To identify subcounty, georeferenceable, district-level, clusters of, asymptotically normalized, non-zero autocorrelatable, geo-spatiotemporal, hierarchical, diffusion-related, diagnostically stratified, COVID-19, homoscedastic, non-multicollinear, hyper/hypo-endemic, determinants, Thiessen polygon surface partitionings were generated in ArcGIS ProTM for constructing neighbour matrices, which also were employable in the probabilistic, latent, autocorrelation eigenvector, eigen-spatial, filter, eigen-analysis. Entries in matrix were 1, if two georeferenced, explanative, grid-stratifiable, COVID-19, geosampled, diagnostic covariates shared a common Thiessen polygon boundary and 0, otherwise. Next, the linkage structure for each surface was edited to remove unlikely geographic neighbours to identify pairs of dependent, explanatory, hierarchical, diffusion-related, georeferenced, diagnostic, aggregation/ non-aggregation-oriented determinants sharing a common district-level Thiessen polygon boundary. Attention was restricted to those map patterns associated with at least a minimum level of spatial autocorrelation, which, for implementation purposes, here, was optimally definable by |MCj/MCmax| > 0.25, when MCj denoted the jth value and MCmax, the maximum value of MC. This threshold value allowed two candidate sets of eigenvectors generated by the eigenfunction eigen-decomposition of the district-level, subcounty, time series, hierarchical, diffusion-oriented, geosampled, diagnostic estimators to be considered for substantial PSA and NSA respectively. These statistics indicated that the detected NSA in the time series, dependent, epidemiological, COVID-19, diagnostically stratified, hierarchical, diffusion-related, estimator dataset could be statistically non-significant, based upon a randomization perspective. Of note, is that the ratio of the PRESS (i.e., predicted error sum of squares) statistic to the sum of squared errors from the MC scatterplot trend line was 1.21 which was well within two standard deviations of the average standard prediction error value (roughly 1.11) for a georeferenced, diagnostic, COVID-19, stratified, subcounty, district-level, geosampled, hierarchical, diffusion-oriented, asymptotically unbiased, non-skew, homoscedastic, geo-spatiotemporal, normalized, non-multicollinear, non-zero, autocorrelatable, aggregation/non-aggregation-oriented, hyper/hypo-endemic, transmission-related, asymptotical, explanatory variable.

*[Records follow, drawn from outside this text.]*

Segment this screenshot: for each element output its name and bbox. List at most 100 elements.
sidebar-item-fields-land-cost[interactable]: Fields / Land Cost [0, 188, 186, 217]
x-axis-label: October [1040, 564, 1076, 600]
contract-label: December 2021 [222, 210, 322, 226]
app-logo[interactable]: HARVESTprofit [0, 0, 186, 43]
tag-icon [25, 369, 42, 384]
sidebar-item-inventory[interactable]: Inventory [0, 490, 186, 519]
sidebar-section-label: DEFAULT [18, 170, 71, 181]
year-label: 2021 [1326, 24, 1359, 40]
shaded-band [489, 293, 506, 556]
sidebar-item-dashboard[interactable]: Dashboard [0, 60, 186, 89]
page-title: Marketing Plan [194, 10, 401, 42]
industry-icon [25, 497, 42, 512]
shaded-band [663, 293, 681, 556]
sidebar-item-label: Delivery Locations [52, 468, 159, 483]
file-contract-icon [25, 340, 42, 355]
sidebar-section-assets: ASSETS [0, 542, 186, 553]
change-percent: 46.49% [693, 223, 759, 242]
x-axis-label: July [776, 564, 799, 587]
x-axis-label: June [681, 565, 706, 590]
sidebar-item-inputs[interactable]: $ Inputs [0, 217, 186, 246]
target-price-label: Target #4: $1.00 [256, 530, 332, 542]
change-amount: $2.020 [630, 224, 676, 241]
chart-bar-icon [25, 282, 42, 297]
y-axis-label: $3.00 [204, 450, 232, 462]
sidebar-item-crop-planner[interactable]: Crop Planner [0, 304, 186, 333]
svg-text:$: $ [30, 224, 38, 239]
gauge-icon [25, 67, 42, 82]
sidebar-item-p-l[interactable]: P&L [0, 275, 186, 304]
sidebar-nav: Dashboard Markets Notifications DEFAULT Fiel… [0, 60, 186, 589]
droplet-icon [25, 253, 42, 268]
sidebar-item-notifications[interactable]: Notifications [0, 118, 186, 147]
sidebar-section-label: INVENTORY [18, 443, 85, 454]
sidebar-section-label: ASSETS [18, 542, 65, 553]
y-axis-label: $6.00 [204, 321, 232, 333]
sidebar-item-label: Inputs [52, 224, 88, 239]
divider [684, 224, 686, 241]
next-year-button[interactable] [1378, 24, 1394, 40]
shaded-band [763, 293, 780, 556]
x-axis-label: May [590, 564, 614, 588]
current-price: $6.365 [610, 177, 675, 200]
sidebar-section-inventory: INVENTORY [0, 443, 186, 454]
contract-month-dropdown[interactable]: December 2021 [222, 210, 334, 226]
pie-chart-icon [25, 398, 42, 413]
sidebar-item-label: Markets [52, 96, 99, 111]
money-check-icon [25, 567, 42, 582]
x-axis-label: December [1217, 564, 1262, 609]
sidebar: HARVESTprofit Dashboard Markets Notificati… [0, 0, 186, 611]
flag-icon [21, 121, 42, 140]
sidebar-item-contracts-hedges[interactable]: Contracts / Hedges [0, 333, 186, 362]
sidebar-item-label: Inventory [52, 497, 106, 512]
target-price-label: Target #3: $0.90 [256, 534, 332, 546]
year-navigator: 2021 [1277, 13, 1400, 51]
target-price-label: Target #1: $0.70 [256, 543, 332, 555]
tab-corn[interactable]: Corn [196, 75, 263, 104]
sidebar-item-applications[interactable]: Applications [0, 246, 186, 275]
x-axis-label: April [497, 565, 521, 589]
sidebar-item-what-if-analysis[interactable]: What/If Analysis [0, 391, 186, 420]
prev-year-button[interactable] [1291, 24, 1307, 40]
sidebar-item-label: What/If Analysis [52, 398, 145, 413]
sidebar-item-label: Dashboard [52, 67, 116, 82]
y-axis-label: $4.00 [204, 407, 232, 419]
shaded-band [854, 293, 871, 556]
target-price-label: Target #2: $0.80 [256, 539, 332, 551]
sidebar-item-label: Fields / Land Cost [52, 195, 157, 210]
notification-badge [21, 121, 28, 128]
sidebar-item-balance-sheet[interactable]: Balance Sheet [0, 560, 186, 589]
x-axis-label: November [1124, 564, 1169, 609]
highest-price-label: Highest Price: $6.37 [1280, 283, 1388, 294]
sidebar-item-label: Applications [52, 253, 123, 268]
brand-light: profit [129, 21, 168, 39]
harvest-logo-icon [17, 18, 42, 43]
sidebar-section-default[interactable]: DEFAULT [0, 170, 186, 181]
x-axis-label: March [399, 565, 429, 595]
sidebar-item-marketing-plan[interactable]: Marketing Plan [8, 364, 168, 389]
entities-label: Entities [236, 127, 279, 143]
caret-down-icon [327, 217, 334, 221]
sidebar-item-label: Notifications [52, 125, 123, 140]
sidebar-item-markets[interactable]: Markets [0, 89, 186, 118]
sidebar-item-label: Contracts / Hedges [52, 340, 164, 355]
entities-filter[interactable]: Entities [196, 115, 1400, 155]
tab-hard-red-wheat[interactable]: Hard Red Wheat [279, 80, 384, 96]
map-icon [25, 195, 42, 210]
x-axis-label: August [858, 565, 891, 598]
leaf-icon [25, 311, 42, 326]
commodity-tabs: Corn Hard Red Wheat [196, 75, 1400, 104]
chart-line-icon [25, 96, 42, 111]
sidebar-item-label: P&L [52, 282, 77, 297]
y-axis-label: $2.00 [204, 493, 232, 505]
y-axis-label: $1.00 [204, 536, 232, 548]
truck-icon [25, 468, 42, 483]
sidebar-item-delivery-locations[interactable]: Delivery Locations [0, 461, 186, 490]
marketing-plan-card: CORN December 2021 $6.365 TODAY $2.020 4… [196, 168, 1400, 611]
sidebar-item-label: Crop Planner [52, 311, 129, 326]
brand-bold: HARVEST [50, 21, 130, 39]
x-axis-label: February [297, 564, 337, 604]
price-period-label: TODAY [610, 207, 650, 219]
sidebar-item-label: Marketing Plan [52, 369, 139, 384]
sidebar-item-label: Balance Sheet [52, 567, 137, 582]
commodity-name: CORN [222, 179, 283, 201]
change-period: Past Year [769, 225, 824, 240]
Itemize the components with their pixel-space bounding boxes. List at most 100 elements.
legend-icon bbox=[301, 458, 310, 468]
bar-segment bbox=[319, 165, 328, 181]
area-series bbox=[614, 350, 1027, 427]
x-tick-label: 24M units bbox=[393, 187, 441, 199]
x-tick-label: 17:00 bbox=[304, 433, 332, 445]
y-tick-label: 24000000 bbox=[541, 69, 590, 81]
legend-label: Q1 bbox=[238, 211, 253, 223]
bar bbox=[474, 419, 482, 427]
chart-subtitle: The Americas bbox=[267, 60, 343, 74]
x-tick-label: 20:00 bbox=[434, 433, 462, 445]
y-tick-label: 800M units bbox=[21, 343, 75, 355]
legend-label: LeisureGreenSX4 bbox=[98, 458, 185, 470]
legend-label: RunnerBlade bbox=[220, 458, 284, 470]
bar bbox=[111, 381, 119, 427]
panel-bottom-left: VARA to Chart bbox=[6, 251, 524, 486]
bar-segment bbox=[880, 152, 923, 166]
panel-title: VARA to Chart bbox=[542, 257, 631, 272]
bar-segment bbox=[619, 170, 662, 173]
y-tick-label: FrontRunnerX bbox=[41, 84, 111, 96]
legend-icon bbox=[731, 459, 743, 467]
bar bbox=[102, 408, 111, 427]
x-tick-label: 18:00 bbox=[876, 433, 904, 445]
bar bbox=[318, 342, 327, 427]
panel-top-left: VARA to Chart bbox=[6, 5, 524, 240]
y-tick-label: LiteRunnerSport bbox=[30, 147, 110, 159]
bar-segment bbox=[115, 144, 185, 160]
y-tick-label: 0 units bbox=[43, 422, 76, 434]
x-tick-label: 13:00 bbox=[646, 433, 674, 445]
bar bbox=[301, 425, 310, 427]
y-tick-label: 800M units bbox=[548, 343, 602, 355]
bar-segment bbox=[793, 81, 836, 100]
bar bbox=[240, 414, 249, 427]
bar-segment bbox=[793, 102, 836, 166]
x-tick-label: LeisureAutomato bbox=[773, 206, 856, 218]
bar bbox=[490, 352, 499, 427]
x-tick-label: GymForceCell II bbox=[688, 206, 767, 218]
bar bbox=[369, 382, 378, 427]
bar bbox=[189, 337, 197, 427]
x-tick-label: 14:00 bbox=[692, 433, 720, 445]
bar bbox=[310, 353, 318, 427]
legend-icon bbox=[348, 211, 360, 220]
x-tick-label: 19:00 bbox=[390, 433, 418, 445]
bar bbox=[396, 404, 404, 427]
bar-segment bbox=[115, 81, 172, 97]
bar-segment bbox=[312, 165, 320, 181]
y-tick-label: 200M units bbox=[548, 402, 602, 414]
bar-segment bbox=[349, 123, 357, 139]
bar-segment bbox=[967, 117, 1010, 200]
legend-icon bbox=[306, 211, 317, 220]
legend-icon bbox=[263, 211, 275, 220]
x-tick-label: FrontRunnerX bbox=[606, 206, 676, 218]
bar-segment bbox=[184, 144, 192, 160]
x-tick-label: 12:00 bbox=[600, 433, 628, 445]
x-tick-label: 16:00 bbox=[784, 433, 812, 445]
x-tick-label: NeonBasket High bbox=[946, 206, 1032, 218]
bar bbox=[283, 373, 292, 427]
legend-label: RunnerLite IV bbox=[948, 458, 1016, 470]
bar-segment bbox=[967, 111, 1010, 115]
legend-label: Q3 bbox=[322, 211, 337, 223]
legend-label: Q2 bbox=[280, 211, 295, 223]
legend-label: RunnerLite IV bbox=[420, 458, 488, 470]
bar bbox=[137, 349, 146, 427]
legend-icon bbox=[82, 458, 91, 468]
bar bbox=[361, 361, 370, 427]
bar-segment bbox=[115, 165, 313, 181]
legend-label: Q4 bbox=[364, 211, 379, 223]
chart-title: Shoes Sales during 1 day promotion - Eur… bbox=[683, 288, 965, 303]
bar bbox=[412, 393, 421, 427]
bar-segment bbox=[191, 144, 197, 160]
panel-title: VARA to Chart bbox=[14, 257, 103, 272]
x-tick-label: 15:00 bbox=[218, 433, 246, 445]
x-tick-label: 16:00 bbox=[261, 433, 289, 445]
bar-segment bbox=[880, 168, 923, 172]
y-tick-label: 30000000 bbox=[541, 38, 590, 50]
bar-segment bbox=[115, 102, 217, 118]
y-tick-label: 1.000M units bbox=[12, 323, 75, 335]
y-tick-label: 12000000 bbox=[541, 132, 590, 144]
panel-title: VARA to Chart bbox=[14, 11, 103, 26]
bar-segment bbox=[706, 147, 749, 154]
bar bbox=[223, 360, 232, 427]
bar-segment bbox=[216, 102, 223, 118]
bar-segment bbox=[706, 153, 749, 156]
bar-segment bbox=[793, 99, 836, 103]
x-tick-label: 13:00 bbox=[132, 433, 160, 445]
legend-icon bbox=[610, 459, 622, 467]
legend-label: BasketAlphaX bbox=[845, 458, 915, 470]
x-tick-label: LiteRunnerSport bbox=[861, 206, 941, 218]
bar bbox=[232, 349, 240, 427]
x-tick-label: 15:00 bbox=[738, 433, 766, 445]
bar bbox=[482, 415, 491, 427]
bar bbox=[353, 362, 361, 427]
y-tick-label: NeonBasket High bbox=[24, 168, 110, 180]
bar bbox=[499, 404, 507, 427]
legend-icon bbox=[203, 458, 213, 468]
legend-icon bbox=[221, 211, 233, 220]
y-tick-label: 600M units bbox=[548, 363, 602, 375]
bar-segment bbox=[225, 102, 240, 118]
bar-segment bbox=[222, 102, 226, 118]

Because counts were being analysed, a Poisson spatial filter model specification was employed to fit the district-level, COVID-19, estimators. Detected overdispersion (i.e., extra-Poisson variation) results in its mean being specified as gamma distributed (Haight 1967). The model specification was written subsequently as: where μi was the expected mean, derived from the COVID-19, specified case count, district-level, geolocation i, μ was an n-by-1 vector of expected case counts, LN denoted the natural logarithm (i.e., the GLM link function), α was an intercept term, and η was the negative binomial dispersion parameter. This log-linear equation had no error term; rather, estimation was executed assuming a negative binomial random variable.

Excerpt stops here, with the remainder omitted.